これを聞いた趙景、ハッとした表情を浮かべると、小声で「隙を突くわよ」と俺にささやく。


そして、奴に言い放った。


「ほぼって何!?」

「あんた、武芸は出来ても頭の回転は遅いのね。」


大笑いしている彼女を見て、江南凶忌は怒り心頭だ。


「今よ!」


趙景の合図で、俺は内力をこめて右足を強く踏み込み、その反動で落ちていた石を飛ばす。

それを目くらましに、右側から徒手で襲い掛かる。


同時に、彼女は左側から襲い掛かる。


趙景が剣を抜こうとすると、江南凶忌は右足の蹴りで彼女の剣の柄を抑え、鞘から剣を抜かせない。

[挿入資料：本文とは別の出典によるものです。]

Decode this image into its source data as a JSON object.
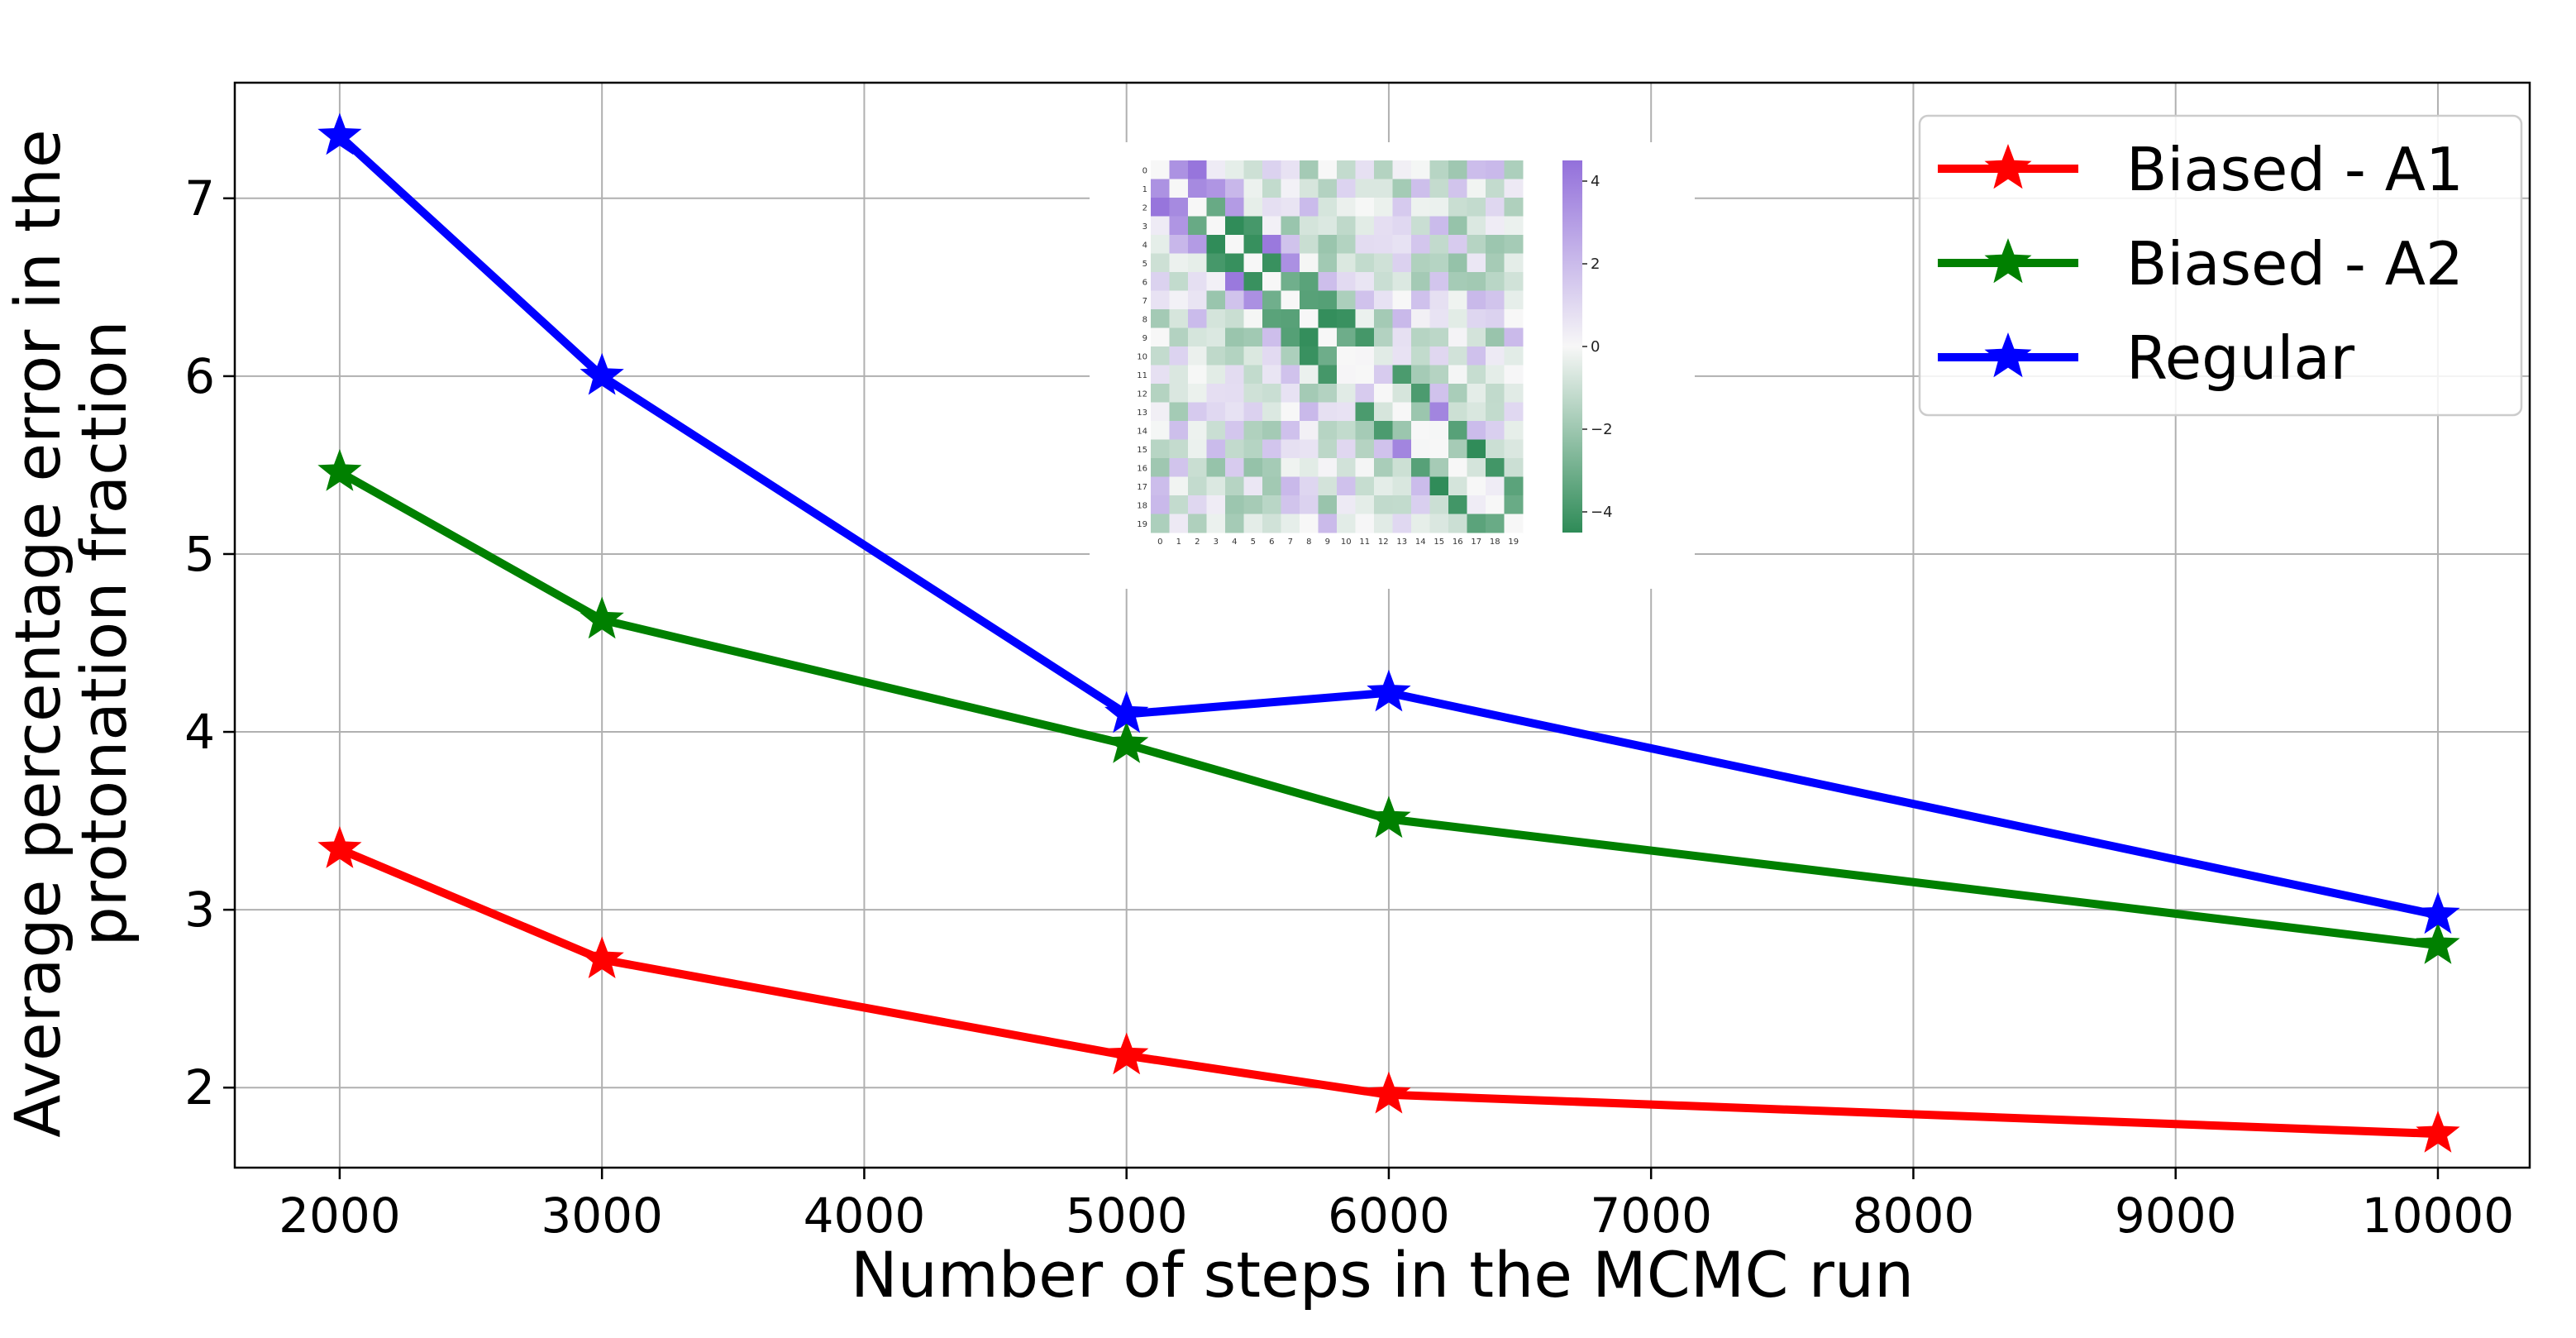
{
  "chart_data": {
    "type": "line",
    "title": "",
    "xlabel": "Number of steps in the MCMC run",
    "ylabel_lines": [
      "Average percentage error in the",
      "protonation fraction"
    ],
    "xlim": [
      1600,
      10350
    ],
    "ylim": [
      1.55,
      7.65
    ],
    "x_ticks": [
      2000,
      3000,
      4000,
      5000,
      6000,
      7000,
      8000,
      9000,
      10000
    ],
    "y_ticks": [
      2,
      3,
      4,
      5,
      6,
      7
    ],
    "grid": true,
    "legend_position": "top-right",
    "marker": "star",
    "x": [
      2000,
      3000,
      5000,
      6000,
      10000
    ],
    "series": [
      {
        "name": "Biased - A1",
        "color": "#ff0000",
        "values": [
          3.34,
          2.72,
          2.18,
          1.96,
          1.74
        ]
      },
      {
        "name": "Biased - A2",
        "color": "#008000",
        "values": [
          5.46,
          4.63,
          3.93,
          3.51,
          2.8
        ]
      },
      {
        "name": "Regular",
        "color": "#0000ff",
        "values": [
          7.35,
          6.0,
          4.1,
          4.22,
          2.97
        ]
      }
    ],
    "inset": {
      "type": "heatmap",
      "axis_ticks": [
        "0",
        "1",
        "2",
        "3",
        "4",
        "5",
        "6",
        "7",
        "8",
        "9",
        "10",
        "11",
        "12",
        "13",
        "14",
        "15",
        "16",
        "17",
        "18",
        "19"
      ],
      "colorbar_ticks": [
        "4",
        "2",
        "0",
        "−2",
        "−4"
      ],
      "colorbar_range": [
        -4.5,
        4.5
      ],
      "colors": {
        "high": "#9370db",
        "mid": "#f7f7f7",
        "low": "#2e8b57"
      }
    }
  }
}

俺は内力を込めて突きを放ったが、これは奴の左手につかまれた。


隙を突いて全力で向かったにも関わらず、俺たちの攻撃は簡単に防がれてしまった。


「これは少々驚いた。なかなかやるじゃないか。」

「次は俺の番だな!」


そう言うと、江南凶忌はそのままの体勢で左右同時に突きと掌を放つ。


きっと何かの絶技を会得しているのだろうが、人間がこんな芸当をできるものなのか?


死を覚悟したその時、何者かが割って入る。

俺の方は林掌門、趙景の方は雪梅夫人が攻撃を受け止めた。


と言うより、雪梅夫人の方は江南凶忌が寸止めしたように見える。


「どうにか間に合ったか。」


林掌門がそう言うと、江南凶忌は驚愕の表情だ。


「師父、師叔にお目通りします。」


どういう訳か、奴は恭しく礼をする。


「師父、師叔って…」

「一体どういうことだ?」


俺も趙景も、何が何だか分からない。


「細かい説明は省くけど、こいつは私との勝負に負けて弟子入りしたのよ。」


そう言うのは雪梅夫人だ。


彼女の指示で王さんは開放され、江南凶忌は今後誰も誘拐しないことを約束して去って行った。

何ともあっけない最後だった。


しかし、こう毎回林掌門に助けられたのでは、南斗司など名ばかりである。


今後も続けていくのなら、やはり李空に並ぶ腕前に成長する必要があるだろう。